Years ago I was deploying a new flask web service using uwsgi. I needed it to scale to thousands of connections. I read a blog post (I searched and cannot find it now) which suggested 10 processes with 10 threads each to be able to serve 100 concurrent connections. After testing and tuning this particular app, we settled on 10 processes and 100 threads per process. It ran well.

Recently, a production app, which I helped deploy, fell on its face. It was performing very poorly, seemingly out of nowhere. This app was originally deployed with the same 10 processes, 100 threads per process configuration which I had used so successfully in the past. The ops team had already reduced the process count to 4 due to excessive memory use of the application. This means the application was only able to service 400 concurrent connections.

I still cannot entirely explain why the app ran for many months and then suddenly had problems. I’m guessing it is because of recent announcements driving more traffic to the site. The 400 threads were actually being used instead of sitting idle waiting for connections.

In the process of trying to restore service, our ops team wisely used a tool which I was not likely to have used (huge thanks to them). The tool is pmap and it shows mapped memory for a given process. I noticed something interesting in the output of pmap:

00007fcf75061000   8192K rw---   [ anon ]
00007fcf75861000      4K -----   [ anon ]
00007fcf75862000   8192K rw---   [ anon ]
00007fcf76062000      4K -----   [ anon ]

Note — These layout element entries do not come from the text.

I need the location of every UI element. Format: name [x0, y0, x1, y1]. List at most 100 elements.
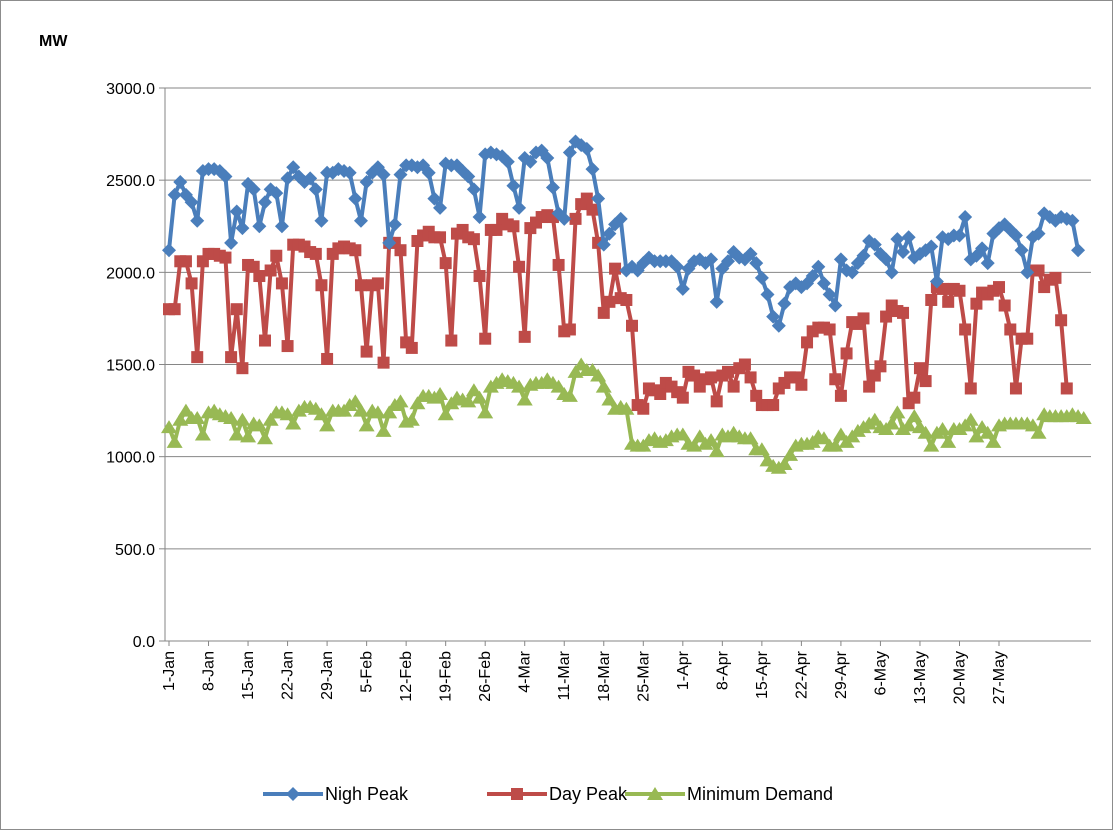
day-peak-point: [1055, 314, 1068, 327]
nigh-peak-point: [760, 287, 775, 302]
minimum-demand-point: [934, 422, 951, 436]
day-peak-point: [1060, 382, 1073, 395]
day-peak-point: [275, 277, 288, 290]
nigh-peak-point: [382, 235, 397, 250]
nigh-peak-point: [562, 145, 577, 160]
day-peak-point: [569, 212, 582, 225]
nigh-peak-point: [257, 195, 272, 210]
day-peak-point: [445, 334, 458, 347]
y-tick-label: 1500.0: [106, 358, 155, 375]
nigh-peak-point: [771, 318, 786, 333]
minimum-demand-point: [815, 431, 832, 445]
minimum-demand-point: [432, 386, 449, 400]
minimum-demand-point: [251, 418, 268, 432]
minimum-demand-point: [437, 407, 454, 421]
day-peak-point: [586, 203, 599, 216]
minimum-demand-point: [776, 457, 793, 471]
minimum-demand-point: [511, 379, 528, 393]
nigh-peak-point: [754, 270, 769, 285]
day-peak-point: [580, 192, 593, 205]
minimum-demand-point: [601, 392, 618, 406]
day-peak-point: [360, 345, 373, 358]
minimum-demand-point: [753, 442, 770, 456]
day-peak-point: [225, 351, 238, 364]
minimum-demand-point: [403, 412, 420, 426]
minimum-demand-point: [347, 394, 364, 408]
x-tick-label: 26-Feb: [477, 651, 494, 702]
day-peak-point: [959, 323, 972, 336]
nigh-peak-point: [975, 241, 990, 256]
nigh-peak-point: [980, 256, 995, 271]
day-peak-point: [219, 251, 232, 264]
minimum-demand-point: [979, 425, 996, 439]
x-tick-label: 8-Apr: [714, 650, 731, 690]
x-tick-label: 13-May: [912, 651, 929, 704]
nigh-peak-point: [235, 221, 250, 236]
nigh-peak-point: [585, 162, 600, 177]
minimum-demand-point: [595, 379, 612, 393]
day-peak-point: [993, 281, 1006, 294]
x-tick-label: 15-Jan: [240, 651, 257, 700]
series-day-peak: [163, 192, 1073, 415]
nigh-peak-point: [461, 169, 476, 184]
nigh-peak-point: [749, 256, 764, 271]
nigh-peak-point: [376, 167, 391, 182]
x-tick-label: 29-Jan: [319, 651, 336, 700]
minimum-demand-point: [618, 401, 635, 415]
nigh-peak-point: [557, 211, 572, 226]
x-tick-label: 11-Mar: [556, 650, 573, 700]
nigh-peak-point: [896, 245, 911, 260]
x-tick-label: 22-Apr: [793, 650, 810, 699]
x-tick-label: 6-May: [872, 651, 889, 695]
minimum-demand-point: [240, 429, 257, 443]
legend-swatch-marker: [647, 787, 663, 800]
day-peak-point: [637, 402, 650, 415]
day-peak-point: [727, 380, 740, 393]
x-tick-label: 8-Jan: [201, 651, 218, 691]
day-peak-point: [654, 387, 667, 400]
nigh-peak-point: [856, 248, 871, 263]
nigh-peak-point: [1065, 213, 1080, 228]
day-peak-point: [710, 395, 723, 408]
minimum-demand-point: [477, 405, 494, 419]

This was repeated with the same memory increment 50 times for a total of 100. It occurred to me that the default stack size of a thread in Linux is 8MB and that these memory maps were the stack of each thread. I was able to confirm this suspicion by running the app myself and adjusting the size by configuring uwsgi with –threads-stacksize.

I started by moving to 1MB which I know is the default Windows thread stack size, guessing it would still be plenty. Then I started to play limbo and see how low can I go. I started to get pretty happy when I broke the 256KB mark and our app was still functioning. Our app has the luxury of not having any deep calls. I might have been able to go lower, but once I got to 64KB, I didn’t see my point. Every order of magnitude decrease was smaller and smaller an improvement.

Moving from 8MB to 1MB took memory usage from 3.2GB to 400MB. Every halving of stack size halved overall memory usage of the thread stacks by this app. First 512KB/thread for 200MB, then 256KB/thread for 100MB, then 128KB/thread for 50MB, then 64KB/thread for 25MB. At this point, everything about the app was running exactly the same, the only difference being that I wasn’t wasting 3.2GB of memory in unused thread stacks.